Quincy Jones, the great US producer of Thriller said to me ‘how can you work with the singers you work with? They all sing out of tune’.
It’s hard to just stand there and tell Quincy he’s talking bollocks. Especially when he isn’t talking bolloks. Most of the singers I worked with and work with sing out of tune…and I don’t put a gizmo on them to tune the vocals afterwards.
But here are a few other singers who never sang in tune but who kind of did ok Quincy: Frank Sinatra, Billie Holiday, Lou Reed, Mick Jagger, Leonard Cohen, Bob Dylan, Jimi Hendrix, Kurt Cobain, John Lennon, Bryan Ferry, Tom Waits, Roger Waters, Bruce Springsteen, Eric Clapton.

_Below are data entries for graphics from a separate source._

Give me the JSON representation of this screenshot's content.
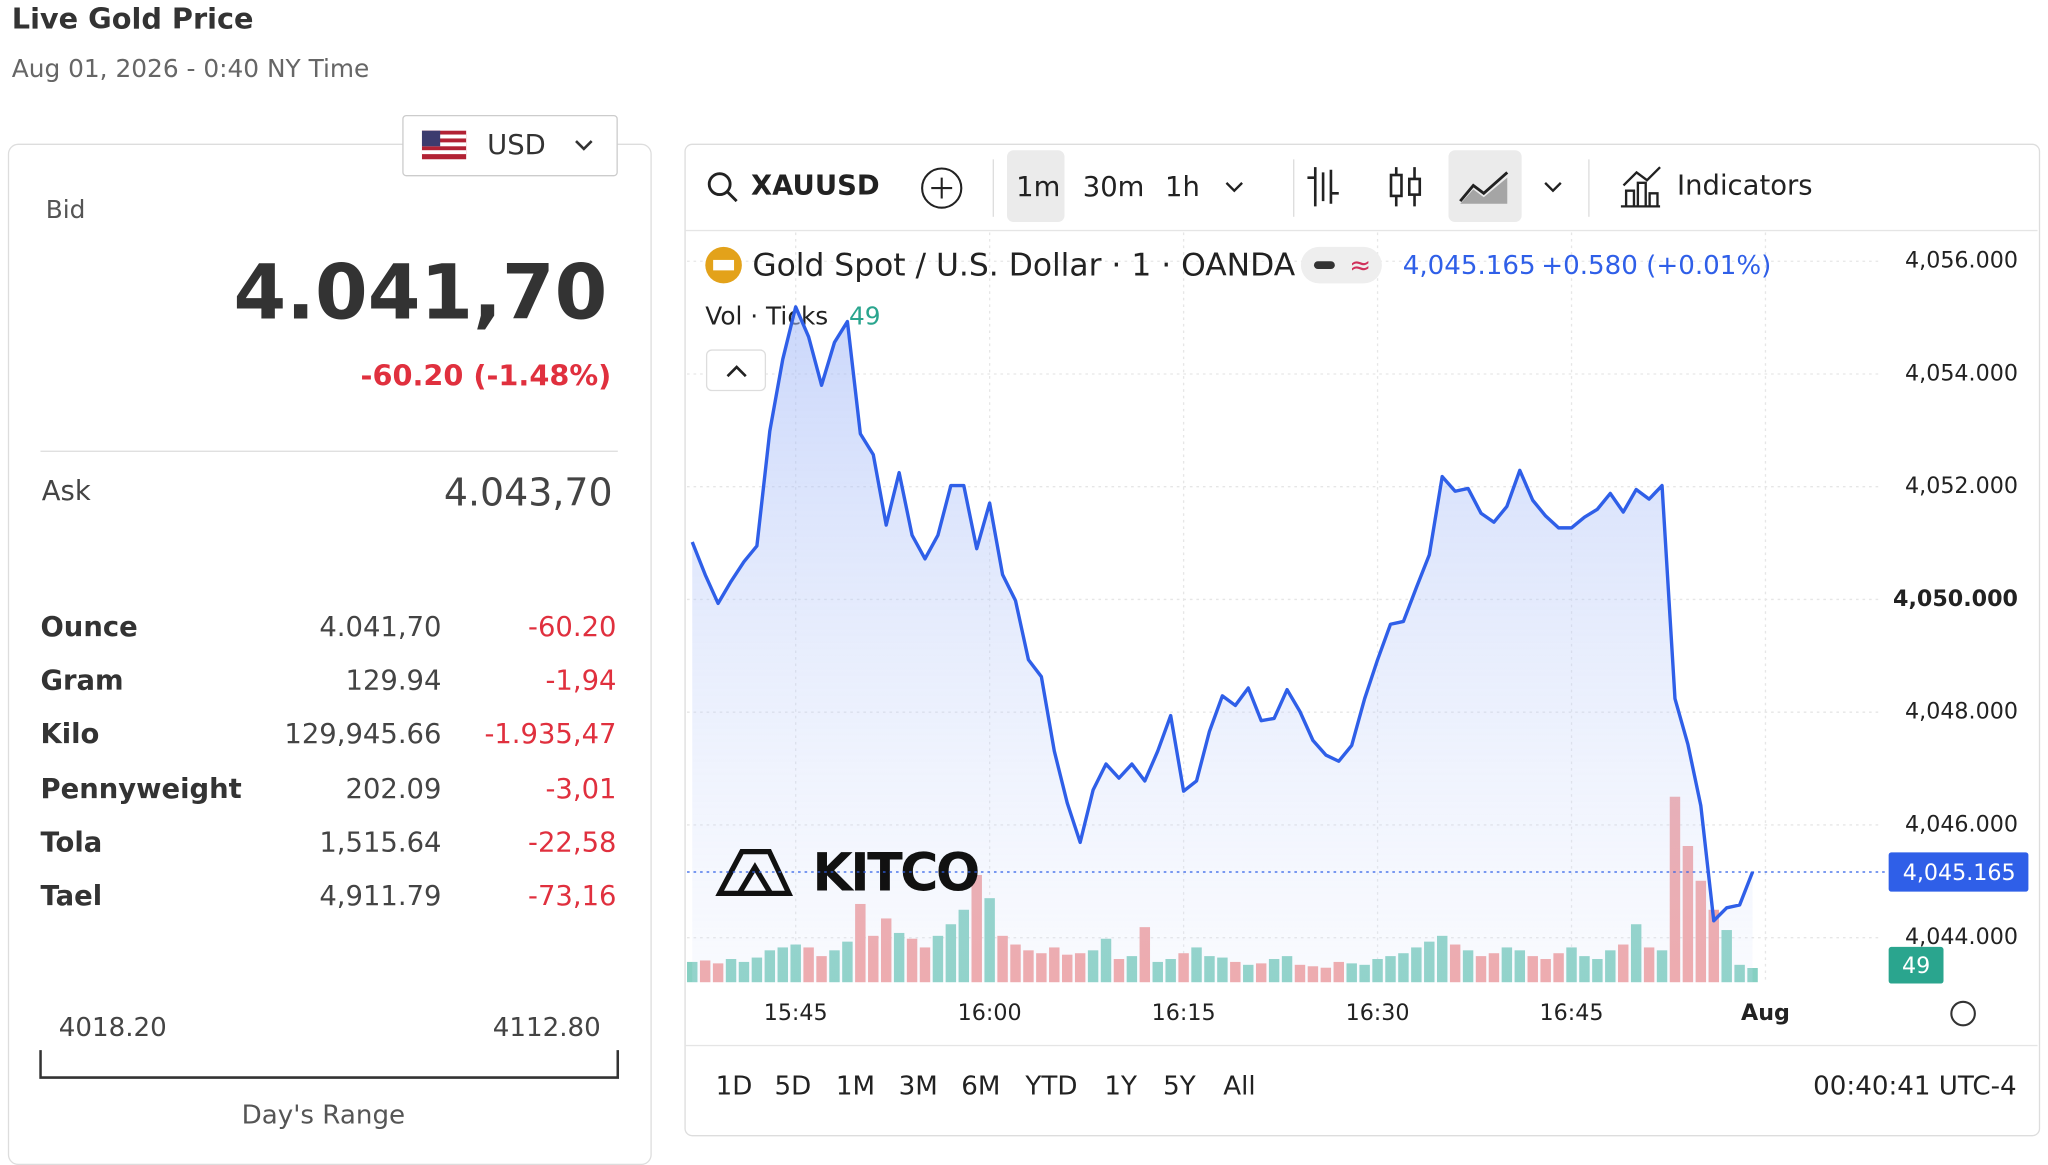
{
  "header": {
    "title": "Live Gold Price",
    "subtitle": "Aug 01, 2026 - 0:40 NY Time"
  },
  "panel": {
    "currency": "USD",
    "bid_label": "Bid",
    "bid": "4.041,70",
    "change": "-60.20 (-1.48%)",
    "ask_label": "Ask",
    "ask": "4.043,70",
    "rows": [
      [
        "Ounce",
        "4.041,70",
        "-60.20"
      ],
      [
        "Gram",
        "129.94",
        "-1,94"
      ],
      [
        "Kilo",
        "129,945.66",
        "-1.935,47"
      ],
      [
        "Pennyweight",
        "202.09",
        "-3,01"
      ],
      [
        "Tola",
        "1,515.64",
        "-22,58"
      ],
      [
        "Tael",
        "4,911.79",
        "-73,16"
      ]
    ],
    "range_low": "4018.20",
    "range_high": "4112.80",
    "range_label": "Day's Range"
  },
  "toolbar": {
    "symbol": "XAUUSD",
    "intervals": [
      "1m",
      "30m",
      "1h"
    ],
    "indicators": "Indicators"
  },
  "footer": {
    "ranges": [
      "1D",
      "5D",
      "1M",
      "3M",
      "6M",
      "YTD",
      "1Y",
      "5Y",
      "All"
    ],
    "clock": "00:40:41 UTC-4"
  },
  "chart_data": {
    "type": "line",
    "legend_change": "+0.580 (+0.01%)",
    "watermark": "KITCO",
    "last_price": {
      "value": 4045.165,
      "label": "4,045.165"
    },
    "categories": [
      null,
      null,
      null,
      null,
      null,
      null,
      null,
      null,
      "15:45",
      null,
      null,
      null,
      null,
      null,
      null,
      null,
      null,
      null,
      null,
      null,
      null,
      null,
      null,
      "16:00",
      null,
      null,
      null,
      null,
      null,
      null,
      null,
      null,
      null,
      null,
      null,
      null,
      null,
      null,
      "16:15",
      null,
      null,
      null,
      null,
      null,
      null,
      null,
      null,
      null,
      null,
      null,
      null,
      null,
      null,
      "16:30",
      null,
      null,
      null,
      null,
      null,
      null,
      null,
      null,
      null,
      null,
      null,
      null,
      null,
      null,
      "16:45",
      null,
      null,
      null,
      null,
      null,
      null,
      null,
      null,
      null,
      null,
      null,
      null,
      null,
      null,
      "Aug"
    ],
    "series": [
      {
        "name": "Gold Spot / U.S. Dollar · 1 · OANDA",
        "color": "#2f5fe8",
        "values": [
          4051.02,
          4050.44,
          4049.93,
          4050.32,
          4050.67,
          4050.95,
          4052.99,
          4054.26,
          4055.19,
          4054.66,
          4053.8,
          4054.56,
          4054.93,
          4052.94,
          4052.57,
          4051.32,
          4052.25,
          4051.14,
          4050.72,
          4051.14,
          4052.02,
          4052.02,
          4050.9,
          4051.71,
          4050.44,
          4049.98,
          4048.93,
          4048.63,
          4047.31,
          4046.39,
          4045.69,
          4046.62,
          4047.08,
          4046.83,
          4047.08,
          4046.78,
          4047.31,
          4047.94,
          4046.6,
          4046.78,
          4047.66,
          4048.29,
          4048.12,
          4048.43,
          4047.85,
          4047.89,
          4048.4,
          4048.01,
          4047.5,
          4047.24,
          4047.13,
          4047.41,
          4048.24,
          4048.93,
          4049.56,
          4049.61,
          4050.21,
          4050.79,
          4052.18,
          4051.92,
          4051.97,
          4051.53,
          4051.37,
          4051.65,
          4052.29,
          4051.76,
          4051.48,
          4051.27,
          4051.27,
          4051.46,
          4051.6,
          4051.88,
          4051.55,
          4051.95,
          4051.78,
          4052.02,
          4048.24,
          4047.43,
          4046.34,
          4044.3,
          4044.53,
          4044.58,
          4045.165,
          null
        ]
      },
      {
        "name": "Vol · Ticks",
        "up_color": "#86d0c2",
        "down_color": "#f1a2a2",
        "values": [
          70,
          75,
          65,
          80,
          70,
          85,
          110,
          120,
          130,
          120,
          90,
          110,
          140,
          270,
          160,
          220,
          170,
          150,
          120,
          160,
          200,
          250,
          370,
          290,
          160,
          130,
          110,
          100,
          120,
          95,
          100,
          110,
          150,
          80,
          90,
          190,
          70,
          80,
          100,
          120,
          90,
          85,
          70,
          60,
          65,
          80,
          90,
          60,
          55,
          50,
          70,
          65,
          60,
          80,
          90,
          100,
          120,
          140,
          160,
          130,
          110,
          90,
          100,
          120,
          110,
          90,
          80,
          100,
          120,
          90,
          80,
          110,
          130,
          200,
          120,
          110,
          640,
          470,
          350,
          250,
          180,
          60,
          49,
          null
        ]
      }
    ],
    "ylim": [
      4043.21,
      4056.51
    ],
    "yticks": [
      {
        "value": 4044,
        "label": "4,044.000"
      },
      {
        "value": 4046,
        "label": "4,046.000"
      },
      {
        "value": 4048,
        "label": "4,048.000"
      },
      {
        "value": 4050,
        "label": "4,050.000"
      },
      {
        "value": 4052,
        "label": "4,052.000"
      },
      {
        "value": 4054,
        "label": "4,054.000"
      },
      {
        "value": 4056,
        "label": "4,056.000"
      }
    ],
    "grid": true
  }
}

And just think how good they all were at a live show.
What’s all this rambling about? It’s about music not being perfect. It’s about musicians and artists being human; being flawed; it’s about the great truth that only the mediocre are always at their best…and it’s about the great truth that even a so so live music show is better than records, better than sitting at home, better than sex [well, better than sex with me anyway].
I was thinking this morning about how the Sade band … er … banned me from going backstage after gigs. I used to wander into the dressing room within 5 minutes “Smooth Operator was too fast again; we need to extend the end of Hang On To Your Love, Your Love Is King sounds boring and you can’t hear the horns … “and so on. That’s me all over. My daughter said to me many years ago “dad, it’s a good job you can’t see people’s faces half the time you know.”What I clearly forgot to say was the truth of the matter “fantastic guys I really really enjoyed that show. Loved it.so did the audience. Brilliant.well done”
I haven’t learned anything. This week at The Requiem my friend came to the seat straight after. Maybe if she’d said “did you enjoy yourself Robin?” I’d have said the right things…but I fear she said something like “what did you think?” clearly fatal. I told her what I thought. I got a lift home. That was kind. I sat in silence reflecting on how little I’ve learned, while my friend and the other occupants of the car talked of other things, trying to forget the forensic deconstruction and destruction I had performed on their hard night’s work. HO hum.